PoetryDay2015The City Chapter, the partnership of libraries in Armagh, is pleased to organise an event to highlight National Poetry Day. This will take place on Thursday 8 October 2015 at 7.30pm in Armagh Public Library, Abbey Street. Admission is free to this event, with donations for the City Chapter welcome.

The two poets who will help the City Chapter to celebrate National Poetry Day are Ruth Carr and Frank Ormsby, both of whom will talk about and read from their own work.

Ruth Carr has worked as an editor and tutor, mostly in a community context for the latter. One of her favourite jobs was to produce an anthology of poetry, fiction and drama by women for the Northern Ireland Women’s Rights Movement ‘The Female Line’ (1985). Since then she has compiled the contemporary women’s fiction section of ‘The Field Day Anthology of Irish Writing’, Volumes 4 and 5, and co-edited ‘The Honest Ulsterman’ poetry magazine until its final paper edition in 2003. She is delighted that The Honest Ulsterman has found new life as an online journal.
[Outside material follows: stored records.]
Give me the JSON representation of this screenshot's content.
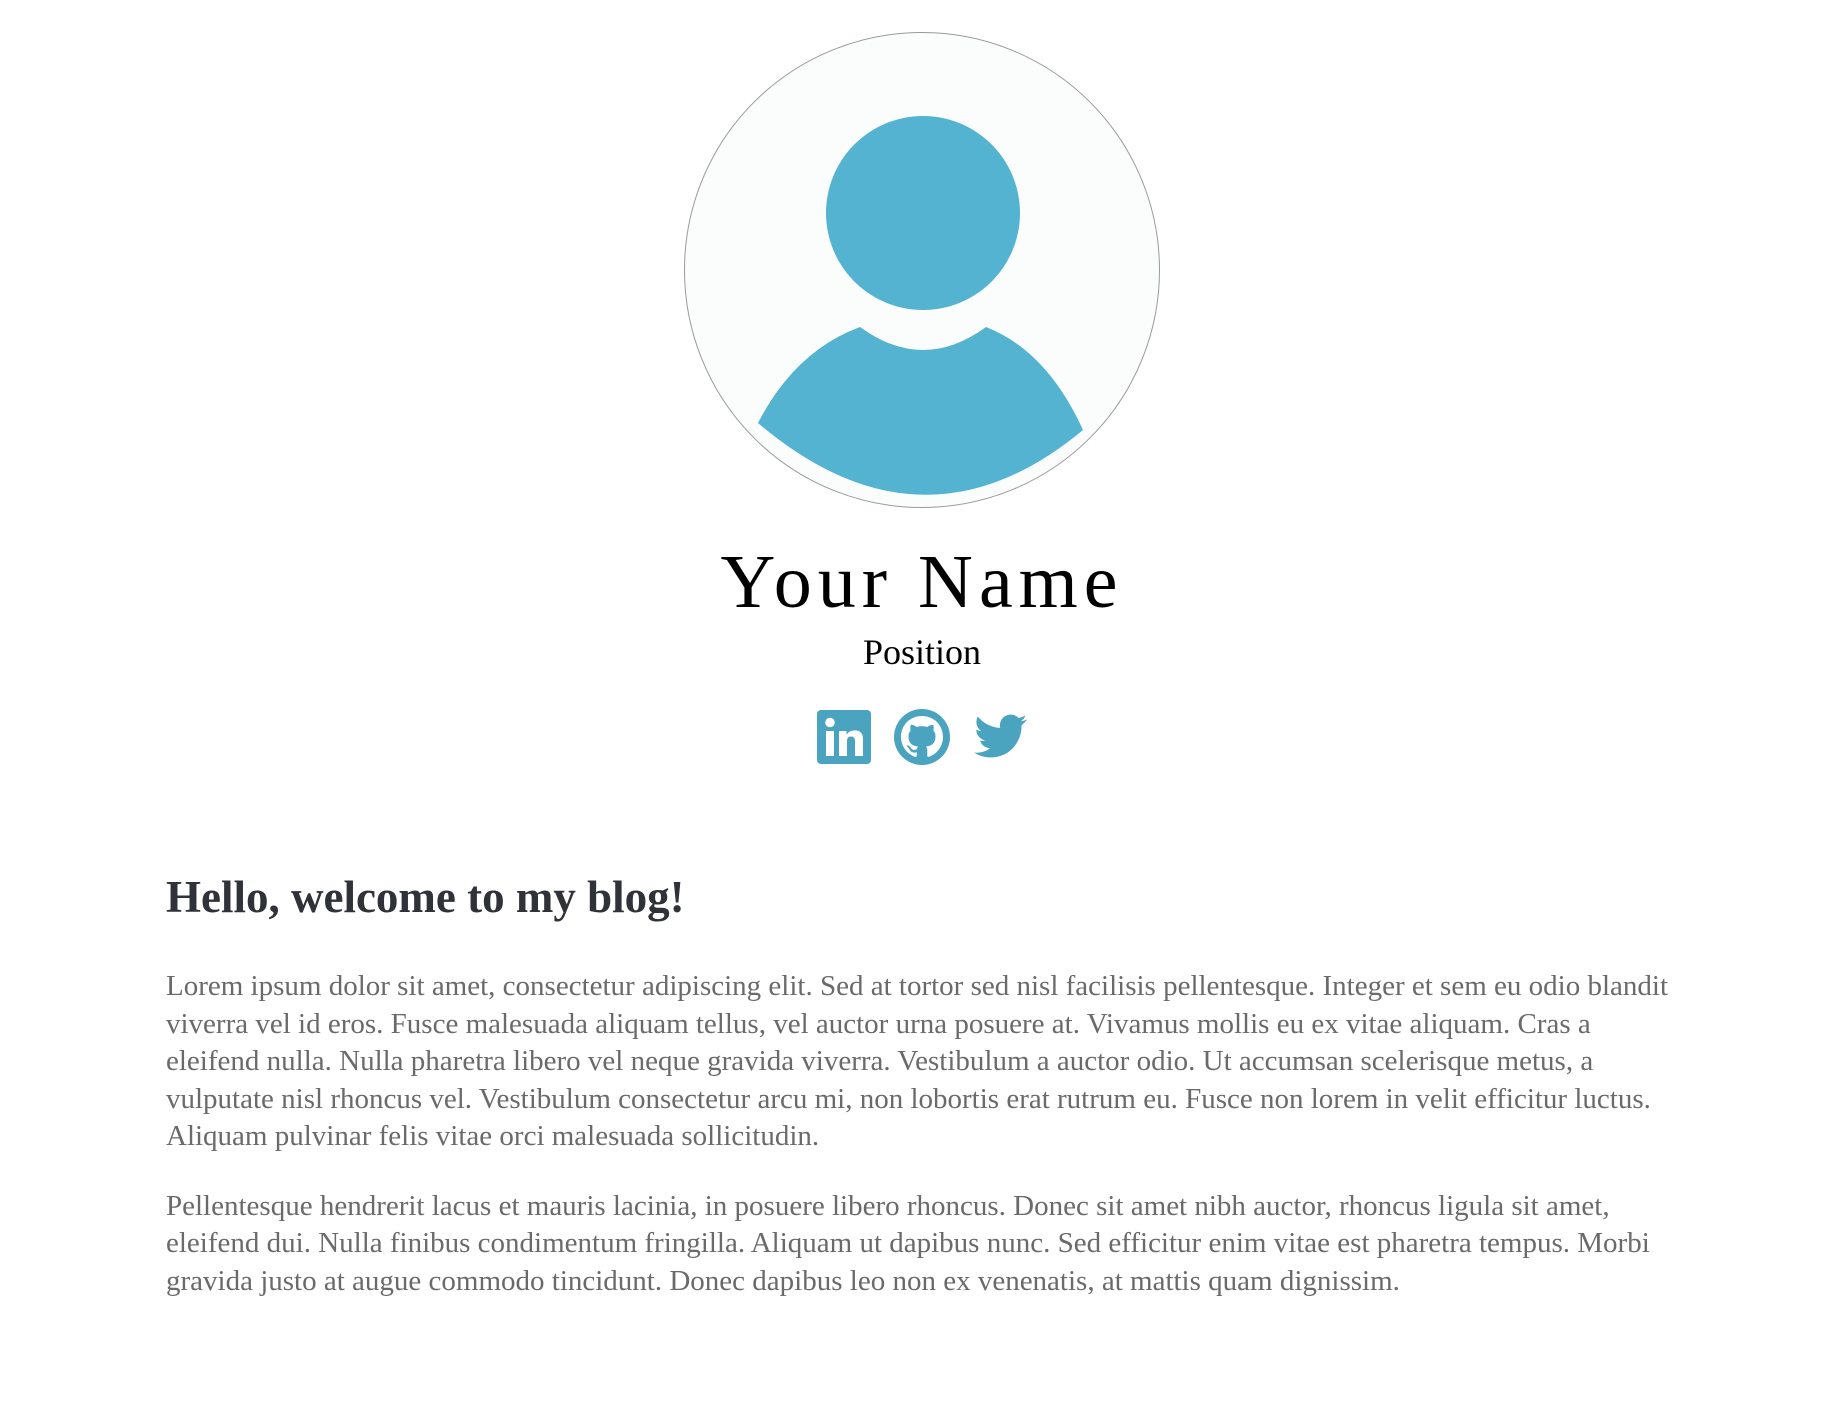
{
  "profile": {
    "name": "Your Name",
    "position": "Position",
    "avatar_icon": "user-avatar-icon",
    "avatar_color": "#53b3d0"
  },
  "socials": [
    {
      "icon": "linkedin-icon"
    },
    {
      "icon": "github-icon"
    },
    {
      "icon": "twitter-icon"
    }
  ],
  "colors": {
    "accent": "#4aa3bf",
    "heading": "#2f3238",
    "body_text": "#6a6a6a"
  },
  "blog": {
    "title": "Hello, welcome to my blog!",
    "paragraphs": [
      "Lorem ipsum dolor sit amet, consectetur adipiscing elit. Sed at tortor sed nisl facilisis pellentesque. Integer et sem eu odio blandit viverra vel id eros. Fusce malesuada aliquam tellus, vel auctor urna posuere at. Vivamus mollis eu ex vitae aliquam. Cras a eleifend nulla. Nulla pharetra libero vel neque gravida viverra. Vestibulum a auctor odio. Ut accumsan scelerisque metus, a vulputate nisl rhoncus vel. Vestibulum consectetur arcu mi, non lobortis erat rutrum eu. Fusce non lorem in velit efficitur luctus. Aliquam pulvinar felis vitae orci malesuada sollicitudin.",
      "Pellentesque hendrerit lacus et mauris lacinia, in posuere libero rhoncus. Donec sit amet nibh auctor, rhoncus ligula sit amet, eleifend dui. Nulla finibus condimentum fringilla. Aliquam ut dapibus nunc. Sed efficitur enim vitae est pharetra tempus. Morbi gravida justo at augue commodo tincidunt. Donec dapibus leo non ex venenatis, at mattis quam dignissim."
    ]
  }
}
As a member of the Word of Mouth Poetry Collective, Ruth has been one of the translators of the work of five Russian poets from St Petersburg in their anthology ‘When the Neva Rushes Backward’published by Lagan Press in 2014. She has two collections published by Summer Palace Press, ‘There is a House’ (1998) and ‘The Airing Cupboard’ (2008). With the support of an Arts Council bursary she has been exploring the fascinating lives of Dorothy Wordsworth and Mary Ann McCracken, who were contemporaries but never met.

Frank Ormsby was a teacher of English. His books of poetry include the collections ‘Ripe for Company’ (1971), ‘A Store of Candles’ (1977), ‘A Northern Spring’ (1986) and ‘The Ghost Train’ (1995). ‘Fireflies’, Frank’s most recent collection, was published by Carcanet in 2009. He was Editor of the Honest Ulsterman from 1969-1989 and has also edited a number of anthologies, including ‘Thine in Storm and Calm: An Amanda McKittrick Ros Reader’ (1988), ‘The Collected Poems of John Hewitt’ (1991), ‘The Blackbird’s Nest’ (2006) and ‘Northern Windows: An Anthology of Ulster Autobiography’ (1987).

In 1992 Frank received the Cultural Traditions Award, given in memory of John Hewitt, and in 2002 the Lawrence O’Shaughnessy Award for Poetry from the University of St Thomas at St Paul, Minnesota.

This event has been organised in association with the John Hewitt Society and is funded by Armagh City, Banbridge and Craigavon Borough Council. A spokesperson for the City Chapter said: “We are grateful for the support of both organisations, enabling the four libraries to celebrate poetry together. This is the 21st year of National Poetry Day which has engaged millions of people with poetry. We know that there is such a variety of poetry written and read each year and we welcome Ruth and Frank to help us celebrate it in the City of Armagh.”